Benjamin L. Schlechter, MD, of Dana-Farber Cancer Institute, discussed updated data from an expanded cohort of patients with previously treated, microsatellite-stable (MSS) metastatic colorectal cancer (mCRC) and no active liver metastases treated with the Fc-engineered, CTLA-4 inhibitor botensilimab in combination with the anti–PD-1 antibody balstilimab during the phase 2 C-800-01 trial (NCT03860272).

At the 2025 ESMO Gastrointestinal Cancers Congress, findings from the updated analysis included 123 patients with pretreated MSS mCRC, expanding on previously published data from 77 patients. At a median follow-up of 18.0 months (range, 0.7-53.3), the overall response rate (ORR) was 20% (95% CI, 13%-28%), with a disease control rate (DCR) of 69% (95% CI, 60%-77%) at 6 weeks. Median progression-free survival (PFS) was 4.0 months (95% CI, 2.8-4.1), and the median overall survival (OS) reached 20.9 months (95% CI, 16.2-26.6). Durable benefit was further supported by a median duration of response (DOR) of 16.6 months (95% CI, 5.7-not reached). Additionally, the clinical benefit rate was 28% (95% CI, 20%-36%) at week 24.

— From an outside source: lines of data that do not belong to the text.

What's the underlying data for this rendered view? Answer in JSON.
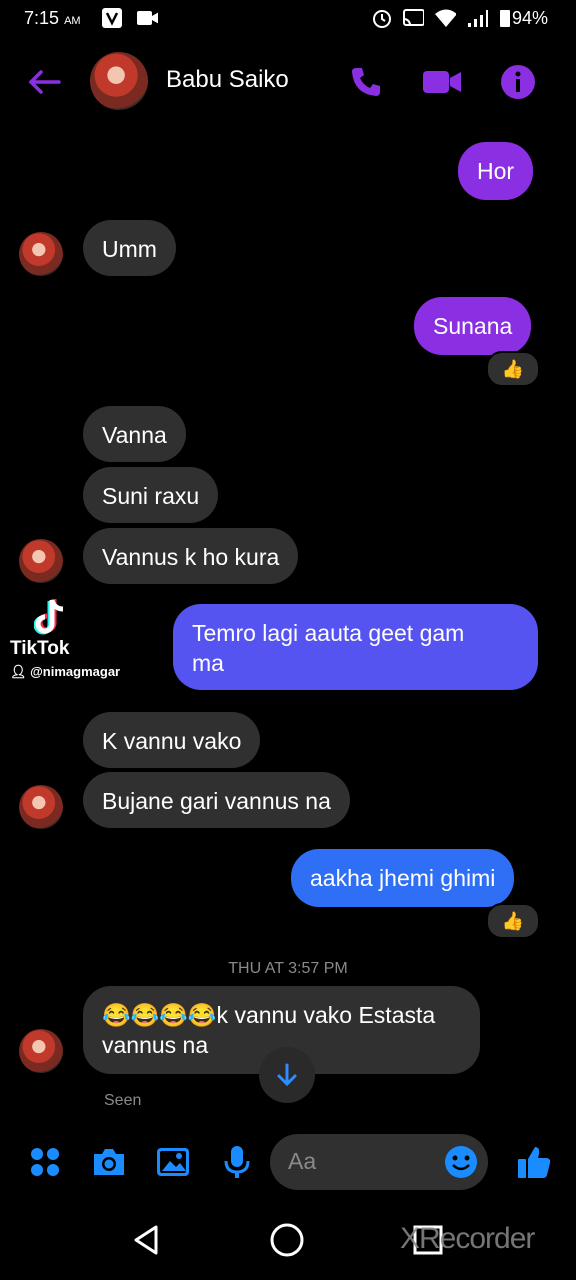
{
  "status_bar": {
    "time": "7:15",
    "ampm": "AM",
    "battery": "94%"
  },
  "header": {
    "contact_name": "Babu Saiko"
  },
  "messages": {
    "m1": "Hor",
    "m2": "Umm",
    "m3": "Sunana",
    "m3_reaction": "👍",
    "m4": "Vanna",
    "m5": "Suni raxu",
    "m6": "Vannus k ho kura",
    "m7_line1": "Temro lagi  aauta geet gam",
    "m7_line2": "ma",
    "m8": "K vannu vako",
    "m9": "Bujane gari vannus na",
    "m10": "aakha jhemi ghimi",
    "m10_reaction": "👍",
    "timestamp": "THU AT 3:57 PM",
    "m11_line1": "😂😂😂😂k vannu vako Estasta",
    "m11_line2": "vannus na",
    "seen": "Seen"
  },
  "tiktok": {
    "logo": "TikTok",
    "handle": "@nimagmagar"
  },
  "composer": {
    "placeholder": "Aa"
  },
  "watermark": "XRecorder",
  "colors": {
    "accent": "#8b2fe2",
    "bubble_in": "#303030",
    "bubble_indigo": "#5554f0",
    "bubble_blue": "#2f6ff5",
    "composer_icon": "#1a8cff"
  }
}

Schlechter emphasized the consistency of clinical activity across treatment-refractory subsets, including a 37-patient fourth- or later-line subgroup lacking available standard therapies; the ORR in this group was 19% (95% CI, 8%-35%) with a median OS of 22.5 months (95% CI, 12.6-NR). Notably, efficacy outcomes were similar regardless of prior lines of therapy, underscoring the immune-driven mechanism of action of the regimen.